Consider, for instance, Rajnish Dhall, who has co-founded Micro Housing Finance Corporation, a housing finance firm for low-income households. Dhall quit American Express to work for an NGO before setting up the housing finance venture. Interestingly, there are also a select few who prefer to start up without doing long years of the corporate grind: Adhil Shetty has founded Bankbazaar, an online loan marketplace, because he's convinced that the market is crying for a service like his.

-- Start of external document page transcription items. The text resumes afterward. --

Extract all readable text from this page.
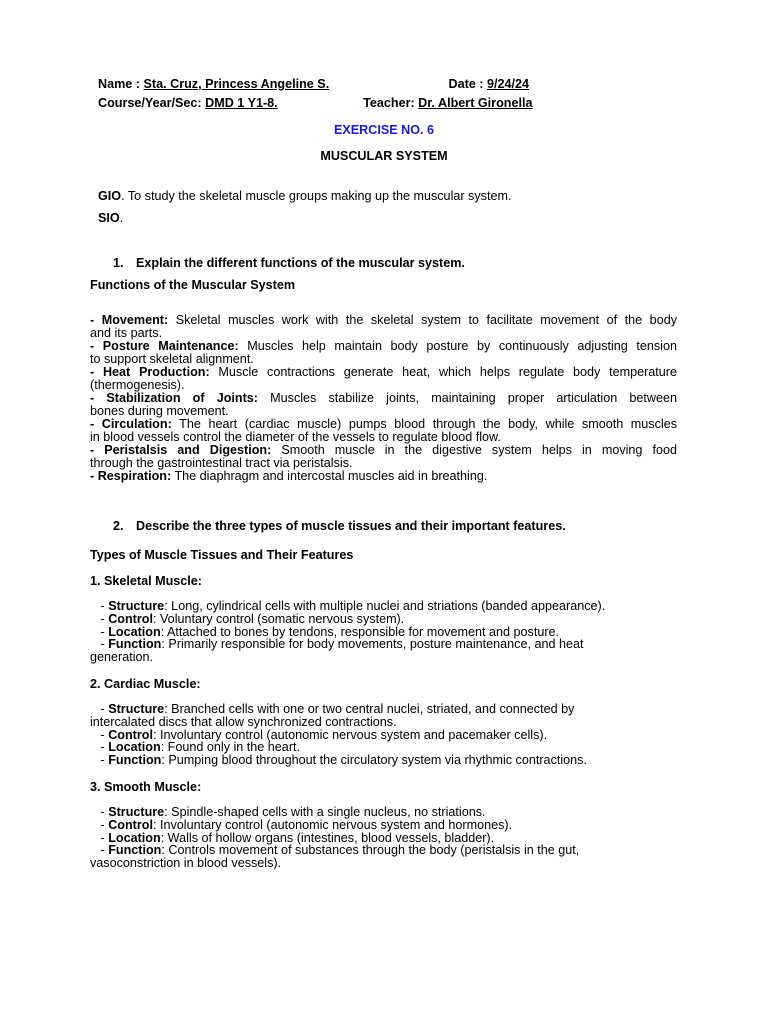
Name : Sta. Cruz, Princess Angeline S.	Date : 9/24/24
Course/Year/Sec: DMD 1 Y1-8.	Teacher: Dr. Albert Gironella
EXERCISE NO. 6
MUSCULAR SYSTEM
GIO. To study the skeletal muscle groups making up the muscular system.
SIO.
1. Explain the different functions of the muscular system.
Functions of the Muscular System
- Movement: Skeletal muscles work with the skeletal system to facilitate movement of the body
and its parts.
- Posture Maintenance: Muscles help maintain body posture by continuously adjusting tension
to support skeletal alignment.
- Heat Production: Muscle contractions generate heat, which helps regulate body temperature
(thermogenesis).
- Stabilization of Joints: Muscles stabilize joints, maintaining proper articulation between
bones during movement.
- Circulation: The heart (cardiac muscle) pumps blood through the body, while smooth muscles
in blood vessels control the diameter of the vessels to regulate blood flow.
- Peristalsis and Digestion: Smooth muscle in the digestive system helps in moving food
through the gastrointestinal tract via peristalsis.
- Respiration: The diaphragm and intercostal muscles aid in breathing.
2. Describe the three types of muscle tissues and their important features.
Types of Muscle Tissues and Their Features
1. Skeletal Muscle:
- Structure: Long, cylindrical cells with multiple nuclei and striations (banded appearance).
- Control: Voluntary control (somatic nervous system).
- Location: Attached to bones by tendons, responsible for movement and posture.
- Function: Primarily responsible for body movements, posture maintenance, and heat
generation.
2. Cardiac Muscle:
- Structure: Branched cells with one or two central nuclei, striated, and connected by
intercalated discs that allow synchronized contractions.
- Control: Involuntary control (autonomic nervous system and pacemaker cells).
- Location: Found only in the heart.
- Function: Pumping blood throughout the circulatory system via rhythmic contractions.
3. Smooth Muscle:
- Structure: Spindle-shaped cells with a single nucleus, no striations.
- Control: Involuntary control (autonomic nervous system and hormones).
- Location: Walls of hollow organs (intestines, blood vessels, bladder).
- Function: Controls movement of substances through the body (peristalsis in the gut,
vasoconstriction in blood vessels).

A remarkable shift is that many of the start-up artists are not just catching on to what's popular globally (yawn, social networking, anybody?) but are also seeing opportunity at their doorstep. "There many ventures that seek to tap into opportunities that are unique to India, education and microfinance being just two of them," says Mohit Bhatnagar, Managing Director, Sequoia. The VC firm, which spans a spectrum of funding from early to late-stage, has been in the Indian market for over a decade now; recently, Sequoia exited from Manappuram Finance, which, among other things, seeks to offer consumers loans against gold.
The equation appears promising: More investors plus more startups should equal more contribution to the Indian economy from entrepreneurs. But, then, entrepreneurship by nature is about risk, and there will be flameouts. "There are many entrepreneurs whose plans lack refinement and thoroughness in terms of a go-to-market strategy and use of funds," says Alok Mittal, MD, Canaan Partners. DFJ's Jolly admits that there has been a trend of earlystage VC firms either bleeding in laterstage investments or just totally moving out of the growth stage.
But as long as more opportunities emerge, and more money chases these budding ideas, the chances of today's fledglings emerging as tomorrow's Infosys or Bharti Airtel or Biocon can only get brighter.